Sometimes in life, the best things are right under your nose. Dabbous had been on my work doorstep for years, but time got away from me and I just never got around to visiting. Getting a job in Moorgate meant that the weekday lunch menu was no longer possible, so another couple of years went by. However, a career change has recently relocated me to Fitzrovia, so Ollie Dabbous and Oskar Kinberg’s joint venture was my first on my lunch list. The pair – who met at the Cuckoo Club where the latter was bar manager – launched Dabbous in 2012, going on to win their first Michelin star the following year.
Ambiance and decor
Distressed discretion is the description that comes to mind when I think of the exterior: an imposing doorway, no terrace or awnings and windows with rusty-looking panels underneath. Inside, there are two floors, with the restaurant at ground level and Oskar’s Bar in the basement. Crossing the threshold here is like leaving Fitzrovia and being transported into the heart of Shoreditch.

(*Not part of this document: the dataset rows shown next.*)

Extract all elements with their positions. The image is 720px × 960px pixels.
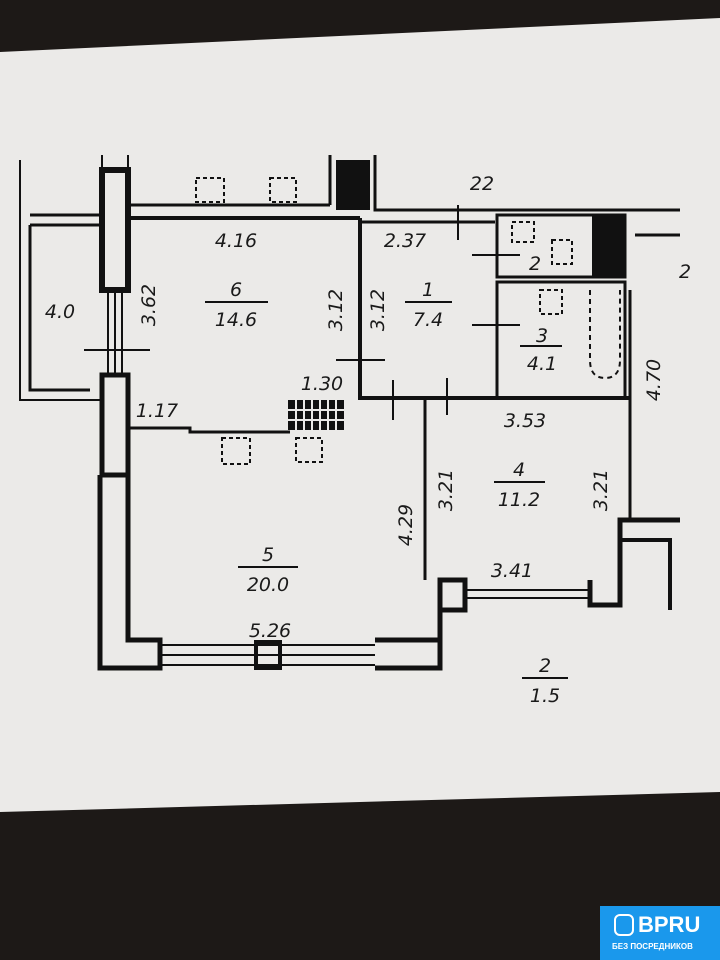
room-labels: 4.16 6 14.6 4.0 3.62 3.12 3.12 1 7.4 2.3… <box>45 173 691 707</box>
room-5-area: 20.0 <box>247 574 289 596</box>
room-4-area: 11.2 <box>498 489 540 511</box>
room-3-area: 4.1 <box>527 353 557 375</box>
dim-3-12-left: 3.12 <box>325 289 347 331</box>
paper-sheet <box>0 18 720 812</box>
walls <box>19 155 680 671</box>
logo-brand: BPRU <box>638 912 701 937</box>
dim-3-41: 3.41 <box>491 560 533 582</box>
room-6-area: 14.6 <box>215 309 257 331</box>
balcony-number: 2 <box>539 655 551 677</box>
people-key-icon <box>614 914 634 936</box>
dim-3-21-right: 3.21 <box>590 469 612 511</box>
dim-3-21-left: 3.21 <box>435 469 457 511</box>
room-5-number: 5 <box>262 544 274 566</box>
logo-tagline: БЕЗ ПОСРЕДНИКОВ <box>612 942 693 951</box>
dim-3-62: 3.62 <box>138 284 160 326</box>
dim-3-12-right: 3.12 <box>367 289 389 331</box>
dim-1-17: 1.17 <box>136 400 178 422</box>
balcony-area: 1.5 <box>530 685 560 707</box>
dim-2-37: 2.37 <box>384 230 426 252</box>
room-1-number: 1 <box>422 279 434 301</box>
room-4-number: 4 <box>513 459 525 481</box>
dim-1-30: 1.30 <box>301 373 343 395</box>
room-2-number: 2 <box>529 253 541 275</box>
room-6-number: 6 <box>230 279 242 301</box>
dim-5-26: 5.26 <box>249 620 291 642</box>
dim-3-53: 3.53 <box>504 410 546 432</box>
dim-4-16: 4.16 <box>215 230 257 252</box>
dim-4-70: 4.70 <box>643 359 665 401</box>
bpru-watermark-logo: BPRU БЕЗ ПОСРЕДНИКОВ <box>600 906 720 960</box>
dim-4-0: 4.0 <box>45 301 75 323</box>
dim-22: 22 <box>470 173 494 195</box>
room-1-area: 7.4 <box>413 309 443 331</box>
dim-edge-2: 2 <box>679 261 691 283</box>
room-3-number: 3 <box>536 325 548 347</box>
dim-4-29: 4.29 <box>395 504 417 546</box>
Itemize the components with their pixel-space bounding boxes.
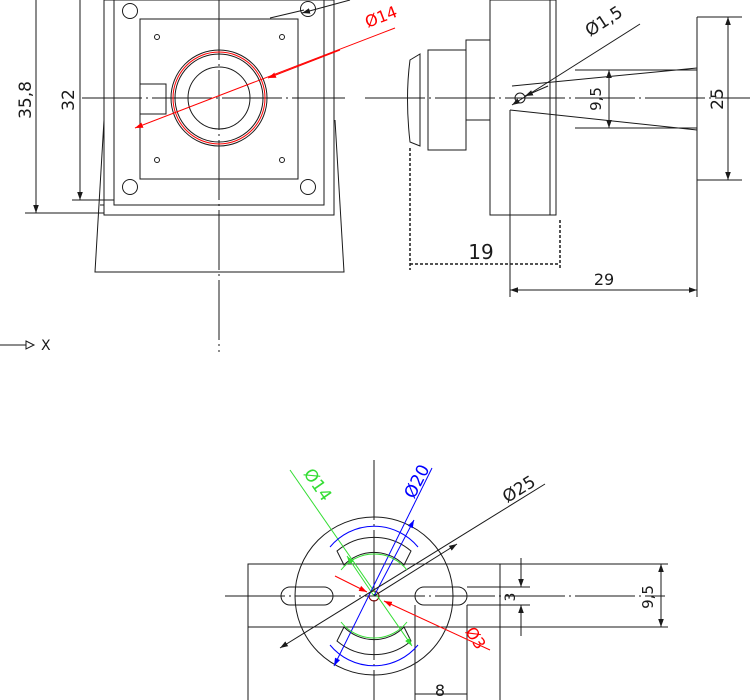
front-top-leader	[269, 9, 305, 19]
body-length-label: 19	[468, 240, 493, 264]
x-axis-arrow-icon	[25, 340, 36, 350]
cone-height-label: 9,5	[587, 87, 605, 111]
bracket-arc-slot-top	[336, 536, 412, 566]
slot-circle-dim-label: Ø20	[401, 462, 435, 502]
bracket-plate	[247, 563, 501, 628]
inner-circle-arc-bottom	[340, 621, 408, 639]
dim-inner-height-label: 32	[59, 89, 79, 111]
bracket-outer-circle	[294, 516, 454, 676]
slot-circle-dim-leader-back	[373, 519, 415, 597]
front-view	[25, 0, 345, 352]
board-screw-hole	[279, 157, 285, 163]
inner-circle-arc	[340, 553, 408, 571]
total-length-label: 29	[594, 270, 614, 289]
lens-ring	[174, 53, 264, 143]
pinhole-dim-label: Ø1,5	[582, 2, 627, 41]
slot-width-label: 8	[435, 681, 445, 700]
front-connector	[139, 83, 167, 115]
slot-height-label: 3	[503, 593, 519, 602]
dim-outer-height-label: 35,8	[16, 81, 36, 119]
front-lens-dim-label: Ø14	[362, 2, 400, 32]
bracket-slot-right	[414, 586, 468, 606]
flange-height-label: 25	[708, 88, 728, 110]
corner-mount-hole	[122, 179, 138, 195]
outer-circle-dim-label: Ø25	[499, 472, 539, 508]
corner-mount-hole	[300, 179, 316, 195]
x-axis-marker: X	[0, 338, 51, 354]
lens-inner	[187, 66, 251, 130]
front-top-leader-arrow	[301, 0, 351, 14]
bracket-view	[225, 460, 668, 700]
pinhole-cone-bottom	[509, 109, 698, 131]
inner-circle-dim-leader-back	[346, 555, 375, 597]
board-screw-hole	[279, 34, 285, 40]
side-view	[365, 0, 750, 297]
inner-circle-dim-label: Ø14	[299, 465, 335, 505]
front-base-mount	[94, 119, 345, 273]
slot-circle-arc-bottom	[329, 644, 419, 667]
front-lens-dim-leader	[134, 27, 396, 129]
slot-circle-arc	[329, 525, 419, 548]
side-lens-mount	[465, 39, 491, 121]
side-lens-cap	[407, 53, 421, 147]
hole-dim-leader	[383, 600, 491, 651]
front-housing-inner	[113, 0, 325, 206]
bracket-arc-slot-bottom	[336, 626, 412, 656]
outer-circle-dim-leader	[279, 483, 546, 649]
bracket-slot-left	[280, 586, 334, 606]
corner-mount-hole	[122, 3, 138, 19]
corner-mount-hole	[300, 1, 316, 17]
pinhole-dim-leader-arrow	[524, 85, 549, 97]
lens-diameter-circle	[172, 51, 266, 145]
hole-dim-leader-back	[334, 575, 368, 593]
front-lens-dim-arrow	[267, 49, 341, 79]
pinhole-cone-top	[511, 67, 698, 87]
side-lens-barrel	[427, 49, 467, 151]
chain-dimension-19	[409, 148, 561, 270]
x-axis-label: X	[41, 338, 51, 354]
board-screw-hole	[154, 157, 160, 163]
side-main-body	[489, 0, 557, 216]
plate-height-label: 9,5	[639, 585, 657, 609]
board-screw-hole	[154, 34, 160, 40]
front-housing-outer	[103, 0, 335, 216]
slot-circle-dim-leader	[333, 467, 433, 667]
outer-circle-dim-leader-back	[373, 543, 458, 597]
lens-outer-ring	[170, 49, 268, 147]
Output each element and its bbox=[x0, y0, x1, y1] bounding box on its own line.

This is industrial chic as its best, so instead of white linen, fancy artwork and luxurious lighting and fittings, you get naked tabletops, bare concrete walls and wires wrapped around metal frames with lightbulbs dangling at the end of them.
The bar is similarly sparse, with exposed brickwork and a large vent looming overhead. While this may sound a tad gloomy, sunlight pours through the restaurant’s large windows, making it feel spacious.
I arrived slightly before my friend (RP), was greeted by the hostess then shown to my table. It was a lukewarm welcome, but better than the stony-faced greeting RP received after which he was left to walk over alone. Service improved slightly during the meal yet remained aloof, and our water glasses weren’t refilled at any point. It also took a while to settle payment, despite it not being very busy that day.
Food and drink
Many Michelin-starred restaurants have set lunch menus, which are incredibly good value for money and make the experience more accessible. Dabbous offers 2 options: £28 for 3 courses and £35 for 4. While we were tempted to be gluttonous, we eventually decided to be reasonable; there’s always a first time for everything. To celebrate my new start, we kicked off the afternoon with a glass of champagne (Charles Heidsieck, Rosé Reserve) as we tucked into slices of warm, buttered bread and olives.
My first course was sea trout tartare. Now I’m no stranger to tartare, either meat or fish, but I’d never actually had this in its raw form before. The curved bowl initially seemed more interesting than its contents, which just proves that appearances can be deceiving. The thin, intertwining ribbons of candy-striped beetroot provided crunchiness and sweetness to balance the soft and sour sea trout, with the marigold shoots adding peppery notes and colour. I thought I’d be struck by food envy when I saw RP’s burrata, and was pleasantly surprised by how much I enjoyed my fresh plate.
Speaking of the burrata, it was “summer garden” pretty. Taste-wise, RP felt it was overpowered by the olive oil, so the fennel pollen was somewhat lost. The wild strawberries were also a nice touch, although a few more would’ve been appreciated.
I continued with the fish theme for my main, and what an impressive-looking dish the cod brandade was: plenty of height, colour, texture and aromas. All of the elements got along well apart from their deep-fried accompaniment, which was a little bland and difficult to cut without a serrated knife.
For his part, RP was thoroughly satisfied with the barbecued lamb; cooked to his liking and paired with just the right amount of mint, peppercorns and lemon.
Yorkshire rhubarb crumble was the only dessert on the set menu, and being a major fan of French desserts, this wouldn’t have been my first choice. People need to be steered in different directions from time to time, because we both agreed that this was our highlight. Once again, edible flowers were used to such great effect that I almost felt sorry to dig in.
Picture taken, in I went: the warm rose geranium and poppy seed crumble was tasty on its own and then came the sweet-sour fruit at the bottom. As much as I love clotted cream, though, its richness dominated here and so a simple ice cream might have been a better match. In another first, I’d never encountered a “dessert chaser” until then, let alone a rhubarb juice one, which prolonged the flavours and refreshed the palate nicely. Chocolates and tiny cannelés rounded off the meal perfectly.
Set menus can give diners a quick glimpse of a restaurant’s repertoire and, if executed well, encourage them to return to sample the showstoppers. Minor quibbles aside, we both enjoyed what we ate at Dabbous, and there’s no doubt that the dishes display some serious wow factor without playing to the crowds. The stripped-back interior, suitable for most occasions, lets the food take centre stage. I only wish the minimalism hadn’t extended to the service, as having an engaged front of house would’ve made us feel more welcome overall. Nevertheless, the food spoke volumes and we’ll be back to hear what else it has to say soon.